Читаем Новый Мир ( № 5 2009) полностью

Из черновых строф «Вновь я посетил…» мы узнаем о чудесном вторжении высших сил в жизнь поэта, о его спасении, о воскресении души благодаря поэзии. Это позднее прямое, хронологически точное признание («Уж десять лет ушло с тех пор…»), оставшееся в черновиках из-за своей интимности, проливает свет на «Пророка», косвенно удостоверяет его библейский сюжет как лирический, подлинный, пережитый. И понимание этого сюжета упирается в вопрос о мере личного и всеобщего в художественном тексте — эта мера не может быть просчитана, но она есть, она всегда чувствуется, и в конечном итоге именно она и определяет воздействие поэзии на читателя, независимо от того, насколько он удален от этого текста во времени. В почти уже вековых спорах о том, что представляет собою «Пророк»: библейскую стилизацию или лирическое откровение в форме стилизации, — есть лишь один неоспоримый аргумент, который был внятен Достоевскому, Вл. Соловьеву, М. Гершензону, о. С. Булгакову, С. Франку, — это сами стихи, их огненная мощь, их ощутимая подлинность. «Таких строк нельзясочинить

», — писал об этом о. С. Булгаков, и еще: «В зависимости от того, как мы уразумеваем „Пророка”, мы понимаем и всего Пушкина. Если это есть только эстетическая выдумка, одна из тем, которых ищут литераторы, тогданетвеликого Пушкина, и нам нечего ныне празд­новать» («Жребий Пушкина», 1937)
[6]. Не зря, не случайно и не по произволу о.
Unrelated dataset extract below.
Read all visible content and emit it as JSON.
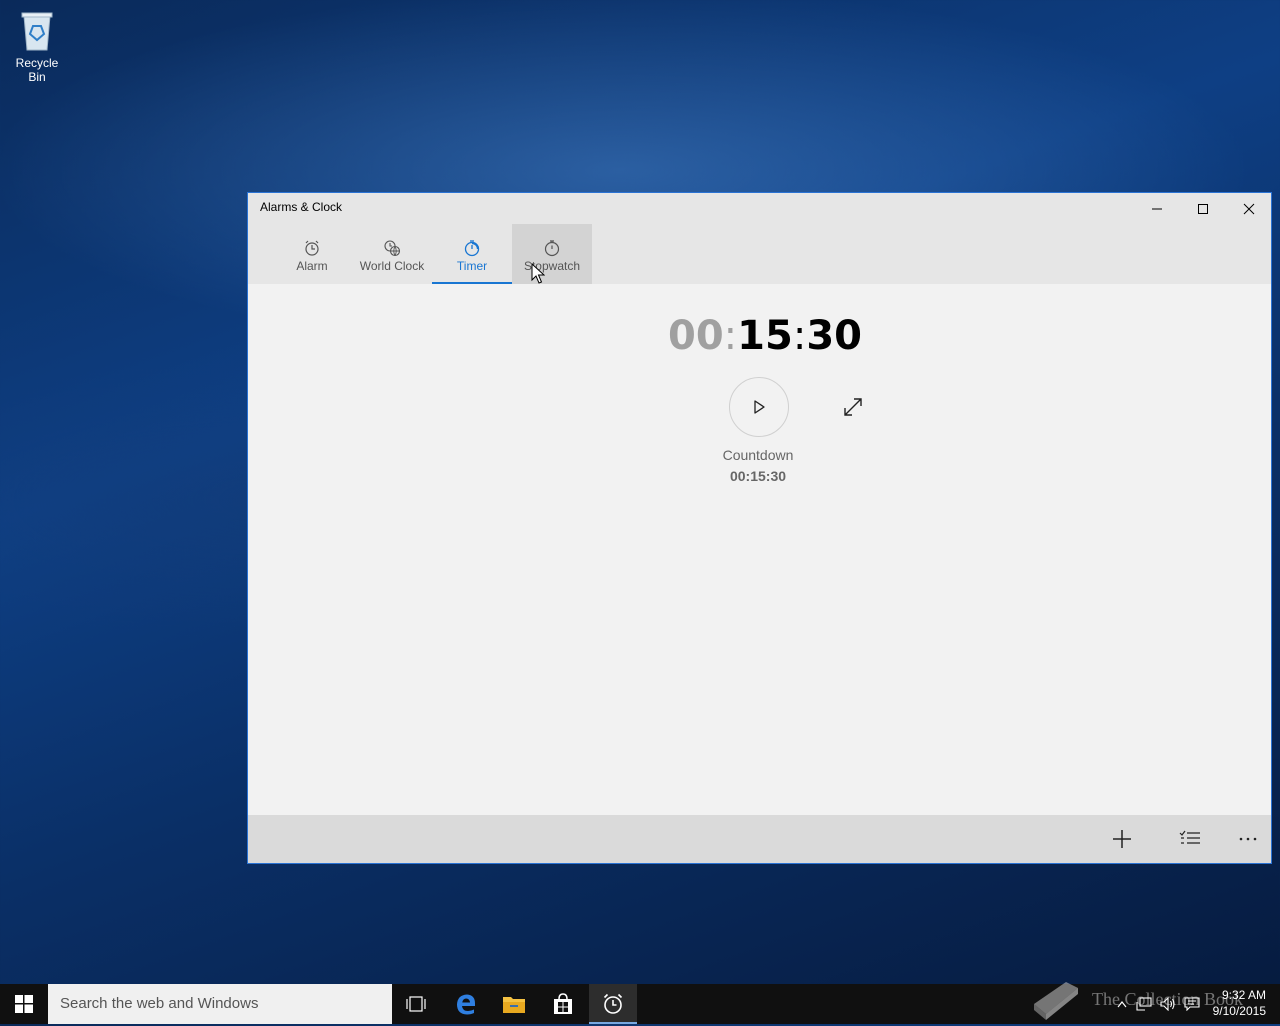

С. Булгаков напрямую связывает личное величие Пушкина с лирической подлинностью «Пророка» — в «Пророке», в его библейском, символическом, очищенном от всяких обстоятельств сверхреальном сюжете сказалась онтологическая правда о высшем призвании человека, правда, познанная Пушкиным в собственном опыте, духовном и творческом. «Показание Пушкина совершенно лично и вместе вневременно и универсально; он как бы вырезал на медной доске запись о чуде, которое сам пережил и которое свершается во все века, которое, например, в конце 1870-х годов превратило Льва Толстого из романиста в пророка» (М. Гершензон, «Мудрость Пушкина», 1917)
[7].

Евгений Онегин, герой пушкинского романа в стихах, совсем не похож на героя «Пророка», но «если понимать сюжет как некий конечный продукт опыта — понимания конструкции жизни»

[8], то и в сюжете «Евгения Онегина», в истории жизни главного героя можно прочесть ту же правду, увидеть тот же опыт. Этот опыт переходит здесь в третье лицо, объективируется, отдается герою, исследуется в его судьбе.